A limitation of this study concerns its longitudinal approach. On the one hand, the study was longitudinal because it looked at how learners developed their network of language partners and at their level of engagement to the platform over time, on the other hand the corpus data of the online interactions is not longitudinal. It is very difficult to track learners’ online discourse over a long period of time, especially if the learners selected are volunteers spread all over the communities, do not depend on an institution where formal learning telecollaborative practices occur and are not rewarded by evaluation. Another limitation was that the presence of the researcher might have inevitably influenced the interviewees and the case studies during the data collection process.
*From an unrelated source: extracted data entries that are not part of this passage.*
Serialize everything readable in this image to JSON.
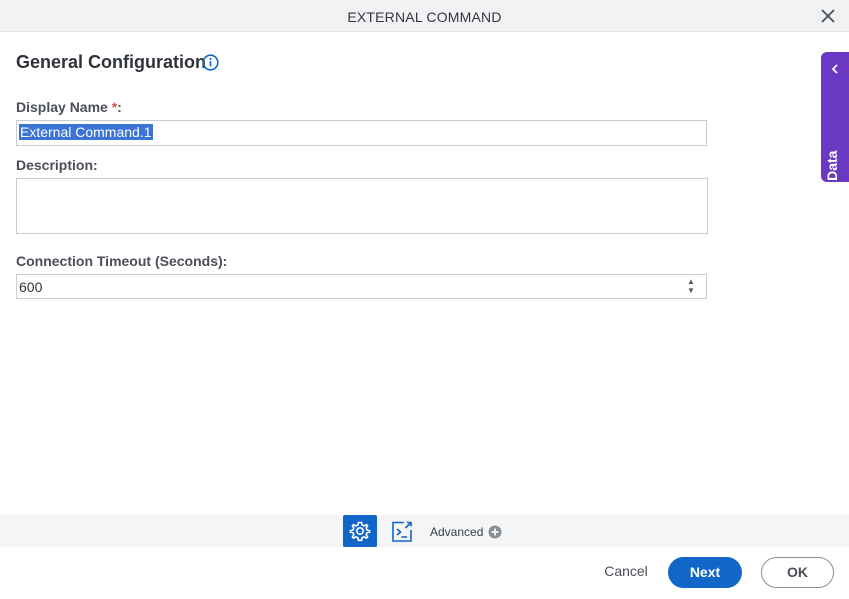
{
  "dialog": {
    "title": "EXTERNAL COMMAND"
  },
  "section": {
    "title": "General Configuration"
  },
  "fields": {
    "display_name": {
      "label": "Display Name",
      "required_mark": "*",
      "suffix": ":",
      "value": "External Command.1"
    },
    "description": {
      "label": "Description:",
      "value": ""
    },
    "timeout": {
      "label": "Connection Timeout (Seconds):",
      "value": "600"
    }
  },
  "side_panel": {
    "label": "App Data"
  },
  "footer": {
    "advanced_label": "Advanced",
    "cancel_label": "Cancel",
    "next_label": "Next",
    "ok_label": "OK"
  },
  "colors": {
    "primary": "#1266c8",
    "side_tab": "#6a38c2",
    "required": "#d9534f"
  }
}
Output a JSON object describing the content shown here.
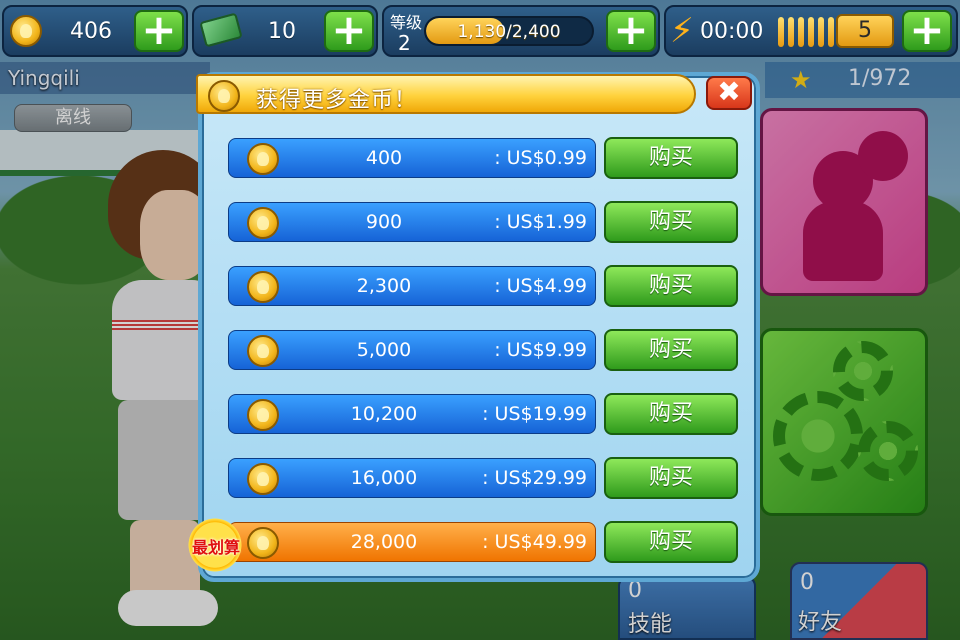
{
  "hud": {
    "coins": "406",
    "cash": "10",
    "level_label": "等级",
    "level": "2",
    "xp_text": "1,130/2,400",
    "xp_fraction": 0.47,
    "energy_time": "00:00",
    "energy_count": "5"
  },
  "player": {
    "name": "Yingqili",
    "status": "离线"
  },
  "side": {
    "progress": "1/972",
    "skills_count": "0",
    "skills_label": "技能",
    "friends_count": "0",
    "friends_label": "好友"
  },
  "modal": {
    "title": "获得更多金币！",
    "close_symbol": "✖",
    "buy_label": "购买",
    "best_deal_label": "最划算",
    "packages": [
      {
        "amount": "400",
        "price": ": US$0.99"
      },
      {
        "amount": "900",
        "price": ": US$1.99"
      },
      {
        "amount": "2,300",
        "price": ": US$4.99"
      },
      {
        "amount": "5,000",
        "price": ": US$9.99"
      },
      {
        "amount": "10,200",
        "price": ": US$19.99"
      },
      {
        "amount": "16,000",
        "price": ": US$29.99"
      },
      {
        "amount": "28,000",
        "price": ": US$49.99"
      }
    ]
  },
  "colors": {
    "row_blue": "#1e7ae6",
    "row_highlight": "#f58a12",
    "buy_green": "#3fae24",
    "header_gold": "#ffd23c"
  }
}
Future research should insist with the idea of “bridging activities” (Thorne & Reinhardt, 2008) between the communication occurring in out-of-class informal settings and the learning activities taking place in the formal context of the language classroom. To this regard, it would be useful, for instance, to apply AT to telecollaboration initiatives on Livemocha and Busuu occurring in formal contexts. To conclude, another possible direction for further research would be about technical and usability issues in relation to these sites in order to determine which design features are most suitable and helpful to language learners.